RANDOM THOUGHTS #234

Steve Cole's thoughts on ADB and the future of the SFU.
 

1. Several times a week I get what I call a "Middle of the Conversation Question." This is one that assumes that I know everything about every product and every decision we ever made and can quickly answer any question on any obscure point. This includes things like these: "Why does this product have more pages than that product?" (I have no idea how many pages any product has without looking it up, but in this case they were both new packages assembled from rules that were in a previous edition and that's just how many pages each one took.) "Why do you charge for some Supplemental File PDFs and not others?" (I really had no idea what, if anything, we charge for any of those.
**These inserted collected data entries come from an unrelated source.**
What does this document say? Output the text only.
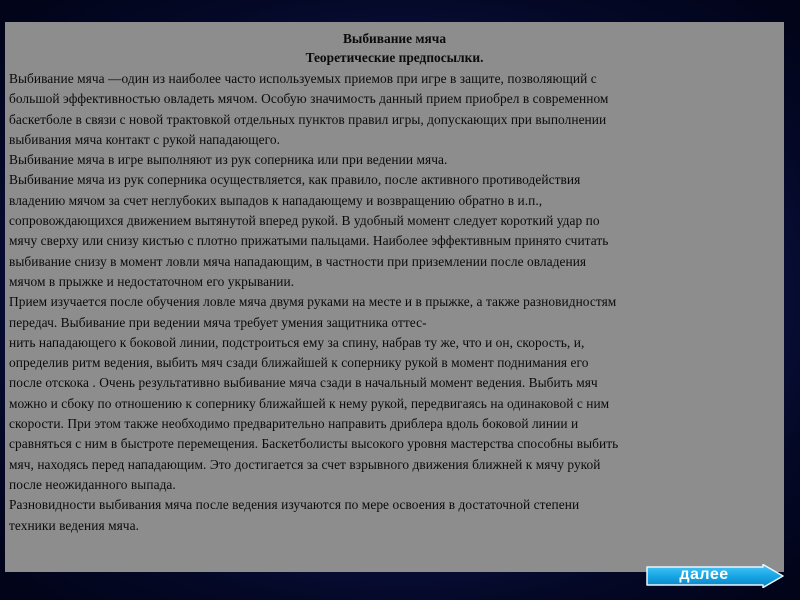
Выбивание мяча

Теоретические предпосылки.

Выбивание мяча —один из наиболее часто используемых приемов при игре в защите, позволяющий с
большой эффективностью овладеть мячом. Особую значимость данный прием приобрел в современном
баскетболе в связи с новой трактовкой отдельных пунктов правил игры, допускающих при выполнении
выбивания мяча контакт с рукой нападающего.

Выбивание мяча в игре выполняют из рук соперника или при ведении мяча.

Выбивание мяча из рук соперника осуществляется, как правило, после активного противодействия
владению мячом за счет неглубоких выпадов к нападающему и возвращению обратно в и.п.,
сопровождающихся движением вытянутой вперед рукой. В удобный момент следует короткий удар по
мячу сверху или снизу кистью с плотно прижатыми пальцами. Наиболее эффективным принято считать
выбивание снизу в момент ловли мяча нападающим, в частности при приземлении после овладения
мячом в прыжке и недостаточном его укрывании.

Прием изучается после обучения ловле мяча двумя руками на месте и в прыжке, а также разновидностям
передач. Выбивание при ведении мяча требует умения защитника оттес-
нить нападающего к боковой линии, подстроиться ему за спину, набрав ту же, что и он, скорость, и,
определив ритм ведения, выбить мяч сзади ближайшей к сопернику рукой в момент поднимания его
после отскока . Очень результативно выбивание мяча сзади в начальный момент ведения. Выбить мяч
можно и сбоку по отношению к сопернику ближайшей к нему рукой, передвигаясь на одинаковой с ним
скорости. При этом также необходимо предварительно направить дриблера вдоль боковой линии и
сравняться с ним в быстроте перемещения. Баскетболисты высокого уровня мастерства способны выбить
мяч, находясь перед нападающим. Это достигается за счет взрывного движения ближней к мячу рукой
после неожиданного выпада.

Разновидности выбивания мяча после ведения изучаются по мере освоения в достаточной степени
техники ведения мяча.

далее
Jean is in charge of PDFs. In this case, it was that the ones we charge for are the ones containing game value content that cost us money to create, while the free ones are just stream of consciousness notes, leftover bits and pieces, and rejected tactical papers.) While all questions I am asked have some level of interest and create some level of curiosity, all of them would be easier for me to answer if they included a "background of the situation which inspired the question" paragraph (or just a sentence). Often, I find that people out there have misunderstood something about why we do what we do and that needs correcting. Sometimes somebody has found something that fell through the cracks and needs to be addressed. All too often, somebody thinks I need to change the rules if I cannot instantly come up with an answer that he accepts. Most likely of all, the question would be answered by the rulebook if somebody consulted it.
     

2. Somebody asked how we decide which SSD book to upload as a PDF next. That's not the question; the question is which one we are going to upgrade to the current standard. (If we upload non-updated SSDs a few sour grapes condemn us and ruin our average.) Honestly, it's done by an algorithm that accounts for player requests, how hard it is to bring it up to current standard (some were done years ago and take a lot of updating), our best guess of sales potential, whether the product is a gateway to something else, the price of tea in Pakistan, and the number of dust bunnies on Mars on the first Thursday of the month.
  

3. The biggest problem with ADB is that too many jobs are chasing too few people. What seems to some outsiders as a "lack of focus" or "failure to keep schedules" is simply the result of overwhelming workload. We have too many product lines for the available manpower to support them properly (i.e., put out a new product for that line twice a year), and yet, without the multiple product lines, there isn't enough business to keep the operation healthy. Fans of one product line want the full potential of that line developed, but we don't have the time to develop every product we can think of. Worse, with so few people and so many jobs, when anyone is out for some reason (family event, illness, vacation) it comes out of the valuable design time (since the administrative work cannot be avoided or much delayed) To be sure (and fair), there are mistakes made and too much time put into projects we should not have bothered with. Time and money were spend on products that didn't sell all that well, but then, if you don't try a product, you don't know what it's sales potential is. In the end, what we can do is what we actually do: make a list of things we are partly done with, finish them in a logical order based on required work and potential sales, and be very careful about allowing any new product into the list. Now, recently we added Federation Commander Scenario Log to the schedule and actually finished it before some other things that we have been working on for a long time, but it took less than a day of Steve Cole time and less than three days of Jean Sexton time. The result won't be a million-copy seller, but it will be something a lot of people want.
        
4. Working on the new batch of F&E counters has inspired some to propose that we immediately replace all of the old sheets (216 counters) with new ones (280 counters). Surely, it is said, the players would love this. No doubt they would, but who is paying for it? Doing a run of new counters (four sheets, minimum print run) is $7,000, it would take at least two of those runs, and contrary to myth there is not a million dollars of unspent money in our bank account. Worse, converting four sheets of 216 to four sheets of 280 would take about a month of SVC time, and mean pushing SFB Module X2 and Federation Commander Fighter Ops farther away. Theoretically we might not get hurt too bad if we could convince players to buy all of the existing counter stock for those sheets (which would pay for less than half of the print run) but the time element isn't workable. That said, now and then we suddenly find ourselves with an out-of-stock F&E sheet but that doesn't mean an immediate reprint, but we need to reprint it as soon as we can, which might be six months or more later. That's good in a way as retailers would be very upset to have copies of Strategic Ops on their shelves with the old counters when customers can buy the same product with the new counters online. The brief stock-out lets them sell the existing copies before new ones arrive.
 

5. I just had Simone in the office to discuss taking catalog photos of a new miniature, and I taught her some lessons that apply to every catalog photo. First, make sure you have all of the parts and show them in the photo, otherwise customers will assume they aren't buying a complete item. Second, clean up any "mold flash" and "air vent tags" on the pieces so they look nicer. Everybody knows they will have to deal with such things but nobody wants to imagine cleaning up metal pieces before they make a purchase decision. Third, lay the parts out more or less where they go, all facing the same direction, so that players will be able to mentally imagine the completed unit and how cool it is. And fourth, don't shove parts right up against each other but don't leave a lot of room between them. Extra blank space "inside" the picture (between two of the parts) means that the overall picture must be smaller in the printed catalog (and in the online catalog in some shopping cart software) and that will make it harder for the customers to see detail and reduce sales.